According to Andrew’s research, bribery has been ‘professionalised’ and is at the highest level he has ever known – hidden in the supply chain through agency relationships. He argues this a reality rather than ‘bad people’. And his fifth Q is how leaders try to be ethical in an environment that is not. Do they have the capacity to work through these challenges to achieve a sense of competitive advantage that is unique to the company and understand that differentiation means different things in different parts of the world?

A blog on Insights for Professionals lists their top traits to be a world class leader which I found depressingly old-fashioned. They say leaders need to have

  • A strong personality – referencing Lord Sugar
  • Awareness – this is about self-awareness and knowing which decisions they should make and which to delegate
  • Compassion – this is back to the emotional intelligence argument, giving an ability to empathise with team leaders and taking responsibility for the well being of your team
  • Innovate – the ability to improve constantly through small and large innovations

While you can’t exactly disagree with these – though I would phrase them differently and give different examples – they miss the point of leadership entirely.
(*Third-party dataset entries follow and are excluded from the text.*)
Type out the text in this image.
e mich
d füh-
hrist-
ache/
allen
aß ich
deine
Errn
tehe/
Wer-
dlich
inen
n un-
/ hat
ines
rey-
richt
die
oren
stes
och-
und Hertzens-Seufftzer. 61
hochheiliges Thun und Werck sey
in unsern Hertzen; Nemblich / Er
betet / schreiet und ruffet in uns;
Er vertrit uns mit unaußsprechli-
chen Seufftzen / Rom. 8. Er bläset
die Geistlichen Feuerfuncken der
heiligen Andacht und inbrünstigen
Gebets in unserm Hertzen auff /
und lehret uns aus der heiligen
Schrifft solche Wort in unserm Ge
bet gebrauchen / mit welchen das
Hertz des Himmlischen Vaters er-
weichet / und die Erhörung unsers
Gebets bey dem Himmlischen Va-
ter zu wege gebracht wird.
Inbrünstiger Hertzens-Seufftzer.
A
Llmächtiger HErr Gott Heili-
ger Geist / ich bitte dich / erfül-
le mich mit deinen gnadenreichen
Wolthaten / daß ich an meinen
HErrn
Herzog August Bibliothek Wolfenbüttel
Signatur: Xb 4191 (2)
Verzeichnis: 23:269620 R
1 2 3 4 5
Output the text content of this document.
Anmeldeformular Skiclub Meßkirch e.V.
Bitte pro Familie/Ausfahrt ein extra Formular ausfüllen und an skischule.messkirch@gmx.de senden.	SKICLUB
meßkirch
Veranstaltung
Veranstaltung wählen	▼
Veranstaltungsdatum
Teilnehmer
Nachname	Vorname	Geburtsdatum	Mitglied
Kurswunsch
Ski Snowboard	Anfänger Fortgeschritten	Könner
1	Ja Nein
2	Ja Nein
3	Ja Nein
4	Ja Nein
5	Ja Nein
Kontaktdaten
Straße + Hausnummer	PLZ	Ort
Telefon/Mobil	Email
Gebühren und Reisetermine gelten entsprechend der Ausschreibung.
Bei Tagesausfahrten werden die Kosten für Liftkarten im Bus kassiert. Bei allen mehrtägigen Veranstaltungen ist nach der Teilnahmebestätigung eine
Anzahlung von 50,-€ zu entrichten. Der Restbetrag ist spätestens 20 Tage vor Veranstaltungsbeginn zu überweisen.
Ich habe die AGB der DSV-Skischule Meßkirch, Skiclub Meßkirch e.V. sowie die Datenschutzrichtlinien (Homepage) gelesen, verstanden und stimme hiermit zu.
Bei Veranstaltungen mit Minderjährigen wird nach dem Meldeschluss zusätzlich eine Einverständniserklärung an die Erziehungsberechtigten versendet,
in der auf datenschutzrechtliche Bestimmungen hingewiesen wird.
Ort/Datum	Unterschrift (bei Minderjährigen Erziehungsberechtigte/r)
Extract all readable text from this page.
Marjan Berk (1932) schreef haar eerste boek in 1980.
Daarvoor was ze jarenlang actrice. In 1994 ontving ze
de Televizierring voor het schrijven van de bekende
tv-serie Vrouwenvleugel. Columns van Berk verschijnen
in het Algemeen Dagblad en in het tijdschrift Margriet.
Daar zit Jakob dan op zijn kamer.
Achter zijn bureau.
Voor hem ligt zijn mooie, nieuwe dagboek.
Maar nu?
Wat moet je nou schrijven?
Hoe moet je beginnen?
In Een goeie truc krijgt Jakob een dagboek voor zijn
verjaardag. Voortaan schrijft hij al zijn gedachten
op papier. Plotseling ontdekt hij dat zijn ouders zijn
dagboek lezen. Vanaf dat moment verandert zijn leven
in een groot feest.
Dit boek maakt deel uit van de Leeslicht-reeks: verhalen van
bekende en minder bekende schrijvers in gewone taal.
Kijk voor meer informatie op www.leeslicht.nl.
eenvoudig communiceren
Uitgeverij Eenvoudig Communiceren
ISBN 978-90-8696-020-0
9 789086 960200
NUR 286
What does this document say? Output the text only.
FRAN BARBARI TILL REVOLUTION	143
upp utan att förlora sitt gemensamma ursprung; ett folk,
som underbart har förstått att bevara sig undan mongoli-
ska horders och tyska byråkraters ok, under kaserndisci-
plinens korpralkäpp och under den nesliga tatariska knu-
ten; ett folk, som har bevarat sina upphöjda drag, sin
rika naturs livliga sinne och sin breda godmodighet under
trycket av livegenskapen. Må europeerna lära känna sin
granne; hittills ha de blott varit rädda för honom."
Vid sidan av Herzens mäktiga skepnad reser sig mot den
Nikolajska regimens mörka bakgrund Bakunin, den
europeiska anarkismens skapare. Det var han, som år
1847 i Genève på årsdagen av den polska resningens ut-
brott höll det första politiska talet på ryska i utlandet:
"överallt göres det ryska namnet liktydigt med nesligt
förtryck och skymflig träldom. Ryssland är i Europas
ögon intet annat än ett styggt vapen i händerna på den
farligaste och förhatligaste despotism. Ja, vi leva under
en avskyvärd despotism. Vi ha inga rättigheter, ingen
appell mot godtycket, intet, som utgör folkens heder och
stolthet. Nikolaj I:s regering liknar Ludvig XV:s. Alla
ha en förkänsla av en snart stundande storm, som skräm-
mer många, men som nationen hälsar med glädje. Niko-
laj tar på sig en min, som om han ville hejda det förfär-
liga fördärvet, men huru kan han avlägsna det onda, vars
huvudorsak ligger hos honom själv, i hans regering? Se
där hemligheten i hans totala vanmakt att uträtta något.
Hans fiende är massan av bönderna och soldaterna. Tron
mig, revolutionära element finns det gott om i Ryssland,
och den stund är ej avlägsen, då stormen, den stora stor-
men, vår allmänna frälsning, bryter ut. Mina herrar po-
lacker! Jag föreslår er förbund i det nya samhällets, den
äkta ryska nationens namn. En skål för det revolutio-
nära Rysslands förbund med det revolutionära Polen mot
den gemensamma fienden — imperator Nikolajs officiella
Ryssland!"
Leadership is about strategy and vision, ensuring the strategy is understood and delivered across an organisation and getting the best out of people.  This latter includes finding and developing great people and motivating them to do the best they are capable of. I personally do think emotional intelligence is critical but also recognise that intellect is increasingly important to make sense of the political and technology challenges around us and find a position for their own business within these.  But in the end, business success stands or falls by its people and it is this ability to ‘lead’ that makes for stand out leaders.

For me, this leadership quality is summed up in a recent FT interview with Dany Cotton, the first woman to head up the London Fire Brigade. In charge on the night of the Grenfell Tower tragedy, Helen Warrell the journalist says, “If you were standing in a burning building, she is the person you would want scaling the ladder to your rescue… [she] combines warmth with absolute authority … and can switch instantly to a steelier, strategic mode.”

What traits do you think make for a world class leader, especially in manufacturing and industrial sectors? Is there anything different about leading in these sectors? Please do share your thoughts.